Dentre todos, lembro de um modo especial São Francisco de Assis, cuja intensidade de amor a Deus e ao próximo me marcou profundamente. E também Santo Inácio de Loyola, pelo compromisso lúcido e apaixonado de Jesus Cristo a que os seus Exercícios Espirituais me convocaram. No entanto, não é só o lado santo das suas vidas que me inspira. Um e outro partilham um passado mundano que não impediu uma conversão radical orientada para a maior glória de Deus. E isso faz toda a diferença.
“Todos os santos têm um passado e todos os pecadores têm um futuro”, lembrou o Papa Francisco, citando Óscar Wilde. Muito provavelmente, quem conheceu o publicano Mateus jamais imaginou que ele seria aclamado santo. E que dizer de Saulo que se tornou São Paulo? A todos – justos e pecadores – o Senhor pede “Sede santos porque Eu sou santo.” Porque não há passado que Deus não perdoe, nem doente que não queira curar.
Durante muito tempo intrigou-me a indicação dada por Jesus ao paralítico que acabara de curar, para que levasse o catre consigo. Porque seria preciso o catre se estava curado? Até que um dia me revi no paralítico e percebi que também eu não posso deitar fora o meu catre. Uma só palavra de Jesus salva-me, mas as minhas fraquezas levam-me a precisar de novo d’Ele, uma e outra vez… Consolam-me, por isso, as palavras do Papa Francisco, na inspiradora Exortação Apostólica Gaudete et Exsultate: “Nem tudo o que um santo diz é plenamente fiel ao Evangelho, nem tudo o que faz é autêntico ou perfeito.” Não perco a esperança, portanto, enquanto continuo a transportar o meu catre. Mas não dou graças por ele, pois melhor sinal seria se dele estivesse dispensado.

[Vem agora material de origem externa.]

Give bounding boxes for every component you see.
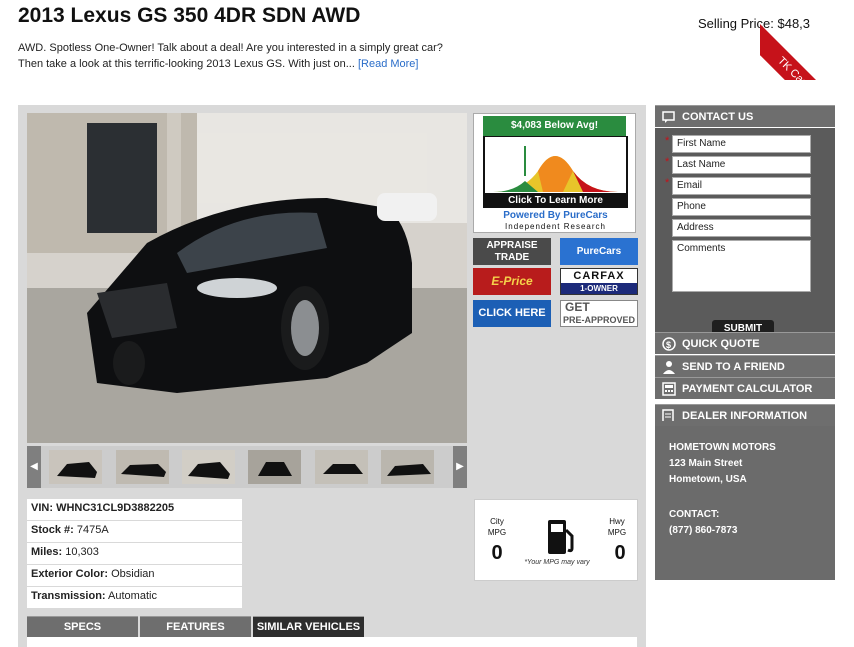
detail-tabs: SPECS FEATURES SIMILAR VEHICLES [27, 616, 364, 637]
dealer-phone[interactable]: (877) 860-7873 [669, 523, 821, 539]
city-label: City [490, 517, 504, 526]
dealer-information-label: DEALER INFORMATION [682, 410, 808, 422]
required-marker: * [665, 156, 670, 168]
thumbnail[interactable] [315, 450, 368, 484]
spec-value: WHNC31CL9D3882205 [56, 502, 175, 514]
pre-approved-button[interactable]: GET PRE-APPROVED [560, 300, 638, 327]
calculator-icon [662, 382, 676, 396]
tab-features[interactable]: FEATURES [140, 616, 251, 637]
contact-us-label: CONTACT US [682, 111, 754, 123]
car-photo-image [27, 113, 467, 443]
document-icon [662, 409, 674, 421]
spec-label: VIN: [31, 502, 53, 514]
spec-value: Obsidian [111, 568, 155, 580]
payment-calculator-link[interactable]: PAYMENT CALCULATOR [655, 377, 835, 399]
purecars-price-widget[interactable]: $4,083 Below Avg! Click To Learn More Po… [473, 113, 636, 233]
spec-value: 7475A [76, 524, 109, 536]
comments-field[interactable]: Comments [672, 240, 811, 292]
dealer-city: Hometown, USA [669, 474, 747, 485]
corner-ribbon[interactable]: TK Carsites [760, 0, 854, 80]
svg-text:$: $ [666, 340, 671, 350]
dealer-street: 123 Main Street [669, 458, 743, 469]
thumbnail[interactable] [381, 450, 434, 484]
click-here-button[interactable]: CLICK HERE [473, 300, 551, 327]
mpg-disclaimer: *Your MPG may vary [524, 559, 590, 566]
hwy-label: Hwy [609, 517, 625, 526]
appraise-trade-button[interactable]: APPRAISE TRADE [473, 238, 551, 265]
last-name-field[interactable]: Last Name [672, 156, 811, 174]
below-average-label: $4,083 Below Avg! [483, 116, 626, 136]
get-label: GET [565, 300, 590, 314]
main-vehicle-photo[interactable] [27, 113, 467, 443]
spec-value: 10,303 [65, 546, 99, 558]
tab-content-area [27, 637, 637, 647]
first-name-field[interactable]: First Name [672, 135, 811, 153]
tab-specs[interactable]: SPECS [27, 616, 138, 637]
thumbnail[interactable] [182, 450, 235, 484]
quick-quote-link[interactable]: $ QUICK QUOTE [655, 332, 835, 354]
gas-pump-icon [548, 520, 574, 554]
chat-bubble-icon [662, 111, 675, 123]
address-field[interactable]: Address [672, 219, 811, 237]
spec-row-miles: Miles: 10,303 [27, 543, 242, 564]
thumbnail-strip: ◀ ▶ [27, 446, 467, 488]
click-learn-more-button[interactable]: Click To Learn More [483, 194, 628, 208]
page-title: 2013 Lexus GS 350 4DR SDN AWD [18, 4, 361, 27]
spec-row-vin: VIN: WHNC31CL9D3882205 [27, 499, 242, 520]
quick-quote-label: QUICK QUOTE [682, 338, 760, 350]
contact-form: * First Name * Last Name * Email Phone A… [655, 128, 835, 338]
dealer-information-header[interactable]: DEALER INFORMATION [655, 404, 835, 426]
e-price-button[interactable]: E-Price [473, 268, 551, 295]
independent-research-label: Independent Research [505, 222, 606, 231]
send-to-friend-link[interactable]: SEND TO A FRIEND [655, 355, 835, 377]
spec-label: Miles: [31, 546, 63, 558]
payment-calculator-label: PAYMENT CALCULATOR [682, 383, 813, 395]
thumbnail[interactable] [116, 450, 169, 484]
city-mpg-label: City MPG [487, 516, 507, 538]
carfax-badge[interactable]: CARFAX 1-OWNER [560, 268, 638, 295]
purecars-badge[interactable]: PureCars [560, 238, 638, 265]
dealer-info-box: HOMETOWN MOTORS 123 Main Street Hometown… [655, 426, 835, 580]
next-thumbnail-arrow[interactable]: ▶ [453, 446, 467, 488]
dollar-circle-icon: $ [662, 337, 676, 351]
carfax-label: CARFAX [573, 270, 625, 282]
send-to-friend-label: SEND TO A FRIEND [682, 361, 785, 373]
spec-row-stock: Stock #: 7475A [27, 521, 242, 542]
spec-label: Transmission: [31, 590, 106, 602]
dealer-contact-label: CONTACT: [669, 509, 720, 520]
prev-thumbnail-arrow[interactable]: ◀ [27, 446, 41, 488]
mpg-box: City MPG Hwy MPG 0 0 *Your MPG may vary [474, 499, 638, 581]
carfax-owner-label: 1-OWNER [561, 283, 637, 294]
spec-row-color: Exterior Color: Obsidian [27, 565, 242, 586]
thumbnail[interactable] [248, 450, 301, 484]
spec-row-transmission: Transmission: Automatic [27, 587, 242, 608]
vehicle-specs-list: VIN: WHNC31CL9D3882205 Stock #: 7475A Mi… [27, 499, 242, 609]
pre-approved-label: PRE-APPROVED [562, 315, 635, 325]
sidebar: CONTACT US * First Name * Last Name * Em… [655, 105, 835, 580]
spec-label: Exterior Color: [31, 568, 109, 580]
read-more-link[interactable]: [Read More] [358, 58, 419, 70]
required-marker: * [665, 177, 670, 189]
spec-label: Stock #: [31, 524, 74, 536]
mpg-unit-label: MPG [487, 528, 507, 537]
spec-value: Automatic [108, 590, 157, 602]
mpg-unit-label: MPG [607, 528, 627, 537]
required-marker: * [665, 135, 670, 147]
powered-by-label: Powered By PureCars [503, 210, 608, 221]
price-gauge-icon [483, 136, 628, 195]
phone-field[interactable]: Phone [672, 198, 811, 216]
thumbnail[interactable] [49, 450, 102, 484]
person-icon [663, 361, 675, 374]
hwy-mpg-label: Hwy MPG [607, 516, 627, 538]
tab-similar-vehicles[interactable]: SIMILAR VEHICLES [253, 616, 364, 637]
email-field[interactable]: Email [672, 177, 811, 195]
vehicle-description: AWD. Spotless One-Owner! Talk about a de… [18, 40, 458, 72]
dealer-name: HOMETOWN MOTORS [669, 442, 776, 453]
contact-us-header[interactable]: CONTACT US [655, 105, 835, 127]
ribbon-label: TK Carsites [760, 22, 854, 80]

Como Abraão, escuto o Senhor que diz “Anda na minha presença e sê perfeito” . Mas todos os dias escolho curvas e contracurvas. Apesar desta minha fraca resposta, Deus nunca me deixou, nem nunca me deixou só. Há muitos anos ouvi de um padre jesuíta que a Graça de Deus se manifesta através dos outros. Isso mesmo tenho testemunhado. No dia-a-dia, ainda mais do que os grandes santos da Igreja, muito tenho sido abençoado pela luz dos santos “«ao pé da porta», daqueles que vivem perto de nós e são um reflexo da presença de Deus.” Apesar de, como afirmou Santa Teresa Benedita da Cruz, “saber quais sejam as almas a quem devemos agradecer os acontecimentos decisivos da nossa vida pessoal é algo que só conheceremos no dia em que tudo o que está oculto for revelado”, procuro não ser cego à santidade que me é dada testemunhar. A isso dou graças, aos santos que me acompanham e tantas vezes me levam no catre desde a beira do caminho ao encontro do Senhor.

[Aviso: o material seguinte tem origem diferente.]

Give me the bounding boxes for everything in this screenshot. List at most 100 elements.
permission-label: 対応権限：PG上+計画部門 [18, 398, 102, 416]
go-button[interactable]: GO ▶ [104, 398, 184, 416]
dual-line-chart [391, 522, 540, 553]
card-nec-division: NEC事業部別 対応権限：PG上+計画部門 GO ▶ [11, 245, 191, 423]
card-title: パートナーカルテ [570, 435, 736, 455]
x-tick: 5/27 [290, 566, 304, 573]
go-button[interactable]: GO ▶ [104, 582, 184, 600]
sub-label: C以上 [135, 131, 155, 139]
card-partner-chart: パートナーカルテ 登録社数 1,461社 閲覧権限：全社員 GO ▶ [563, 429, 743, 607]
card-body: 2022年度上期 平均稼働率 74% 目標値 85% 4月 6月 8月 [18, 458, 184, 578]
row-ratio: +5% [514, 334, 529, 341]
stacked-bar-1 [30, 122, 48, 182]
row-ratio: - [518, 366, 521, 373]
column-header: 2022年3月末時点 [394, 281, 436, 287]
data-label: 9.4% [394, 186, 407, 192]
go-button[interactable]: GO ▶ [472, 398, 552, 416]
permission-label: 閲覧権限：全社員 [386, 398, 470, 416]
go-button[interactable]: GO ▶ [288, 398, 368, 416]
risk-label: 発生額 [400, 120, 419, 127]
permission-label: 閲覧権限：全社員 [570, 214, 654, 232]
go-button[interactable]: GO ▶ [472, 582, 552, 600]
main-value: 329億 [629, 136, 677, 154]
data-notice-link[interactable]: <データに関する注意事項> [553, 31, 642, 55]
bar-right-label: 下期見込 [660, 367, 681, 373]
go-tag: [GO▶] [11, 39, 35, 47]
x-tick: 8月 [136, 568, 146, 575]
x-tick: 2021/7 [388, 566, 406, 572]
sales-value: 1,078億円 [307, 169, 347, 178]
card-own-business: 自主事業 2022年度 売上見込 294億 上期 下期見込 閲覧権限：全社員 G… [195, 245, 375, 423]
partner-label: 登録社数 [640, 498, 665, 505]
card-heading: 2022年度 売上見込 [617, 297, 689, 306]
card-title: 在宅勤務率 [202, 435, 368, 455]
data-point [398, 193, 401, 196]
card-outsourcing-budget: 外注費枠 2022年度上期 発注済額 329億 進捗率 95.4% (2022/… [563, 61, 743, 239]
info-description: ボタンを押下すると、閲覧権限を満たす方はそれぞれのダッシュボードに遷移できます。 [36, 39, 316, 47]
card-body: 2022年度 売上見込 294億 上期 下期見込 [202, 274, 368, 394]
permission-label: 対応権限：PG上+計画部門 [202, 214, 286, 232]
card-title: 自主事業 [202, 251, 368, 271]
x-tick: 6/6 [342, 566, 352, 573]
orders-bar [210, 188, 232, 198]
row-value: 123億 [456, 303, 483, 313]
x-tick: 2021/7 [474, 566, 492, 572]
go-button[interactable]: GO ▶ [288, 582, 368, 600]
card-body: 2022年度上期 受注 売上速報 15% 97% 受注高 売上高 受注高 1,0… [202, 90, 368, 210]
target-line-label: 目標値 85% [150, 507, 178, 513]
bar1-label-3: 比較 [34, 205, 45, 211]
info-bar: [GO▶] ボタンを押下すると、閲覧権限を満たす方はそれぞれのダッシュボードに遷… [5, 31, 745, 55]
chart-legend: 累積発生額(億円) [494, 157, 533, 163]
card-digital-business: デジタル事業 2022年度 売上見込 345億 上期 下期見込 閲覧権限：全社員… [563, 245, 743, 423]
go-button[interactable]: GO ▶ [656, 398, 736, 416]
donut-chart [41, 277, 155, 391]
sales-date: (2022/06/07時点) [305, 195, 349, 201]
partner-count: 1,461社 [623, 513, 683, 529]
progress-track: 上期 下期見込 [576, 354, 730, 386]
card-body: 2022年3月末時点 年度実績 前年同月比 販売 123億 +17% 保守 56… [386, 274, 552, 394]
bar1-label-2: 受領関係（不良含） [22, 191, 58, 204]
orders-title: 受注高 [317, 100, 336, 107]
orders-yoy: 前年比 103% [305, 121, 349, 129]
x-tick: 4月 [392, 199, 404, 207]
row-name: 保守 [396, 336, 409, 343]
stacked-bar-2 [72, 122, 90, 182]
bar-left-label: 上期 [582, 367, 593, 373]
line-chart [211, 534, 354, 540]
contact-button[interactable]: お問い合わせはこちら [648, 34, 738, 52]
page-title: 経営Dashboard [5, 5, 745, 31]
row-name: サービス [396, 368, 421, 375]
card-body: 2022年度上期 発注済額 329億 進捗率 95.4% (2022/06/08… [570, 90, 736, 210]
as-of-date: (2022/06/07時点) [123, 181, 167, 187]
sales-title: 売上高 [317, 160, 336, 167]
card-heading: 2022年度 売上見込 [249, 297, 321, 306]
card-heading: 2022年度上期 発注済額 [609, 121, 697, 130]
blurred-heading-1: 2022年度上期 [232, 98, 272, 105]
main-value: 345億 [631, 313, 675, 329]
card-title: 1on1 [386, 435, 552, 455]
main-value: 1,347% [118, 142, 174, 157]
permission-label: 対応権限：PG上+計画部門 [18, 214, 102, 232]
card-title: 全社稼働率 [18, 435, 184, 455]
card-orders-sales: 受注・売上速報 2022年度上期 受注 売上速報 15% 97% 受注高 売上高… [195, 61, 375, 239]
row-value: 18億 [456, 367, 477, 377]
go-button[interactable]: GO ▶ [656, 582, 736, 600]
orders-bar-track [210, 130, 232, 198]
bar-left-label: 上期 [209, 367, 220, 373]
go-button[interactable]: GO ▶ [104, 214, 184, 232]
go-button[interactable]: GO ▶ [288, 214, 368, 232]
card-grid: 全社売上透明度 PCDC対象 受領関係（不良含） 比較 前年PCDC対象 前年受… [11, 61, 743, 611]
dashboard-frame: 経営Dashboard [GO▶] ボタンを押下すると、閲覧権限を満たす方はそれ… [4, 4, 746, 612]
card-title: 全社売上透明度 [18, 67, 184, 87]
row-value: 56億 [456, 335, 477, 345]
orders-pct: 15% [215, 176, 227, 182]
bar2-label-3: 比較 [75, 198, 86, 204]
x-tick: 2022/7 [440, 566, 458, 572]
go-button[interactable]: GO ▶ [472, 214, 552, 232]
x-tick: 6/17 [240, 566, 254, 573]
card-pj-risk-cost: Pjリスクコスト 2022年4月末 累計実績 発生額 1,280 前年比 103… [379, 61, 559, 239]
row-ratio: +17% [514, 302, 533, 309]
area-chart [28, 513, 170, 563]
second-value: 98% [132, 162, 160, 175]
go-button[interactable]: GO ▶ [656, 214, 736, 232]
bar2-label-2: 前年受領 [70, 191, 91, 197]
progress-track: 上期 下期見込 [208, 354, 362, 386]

O exame diário ajuda-me a treinar o olhar atento e agradecido. E há tanto para agradecer todos os dias, principalmente se tiver em conta que “A magnanimidade mostra-se nas coisas simples e diárias.” E a vida familiar é composta por tantas… Na referida exortação sobre a chamada à santidade no mundo actual, o Papa Francisco lembra que “A santificação é um caminho comunitário, que se deve fazer dois a dois.” E acrescenta: “Há muitos casais santos, onde cada cônjuge foi um instrumento para a santificação do outro.” Penso imediatamente em Maria e José, mas também em Sara e Abraão ou Priscila e Áquila. Penso como se terão apoiado mutuamente nos melhores e nos piores dias, chamando o outro à santidade, lembrando-se que Deus “depende de nós para amar o mundo e demonstrar-lhe o muito que o ama”, como refere Santa Teresa de Calcutá.
Viver assim acompanhado no seguimento de Cristo é uma graça muito particular a que fui chamado. Sei que transporto este tesouro num frágil vaso de barro, mas o que superabunda é a alegria por me ter sido dado segui-lo assim, passo a passo, nesta vida rodeada de santos.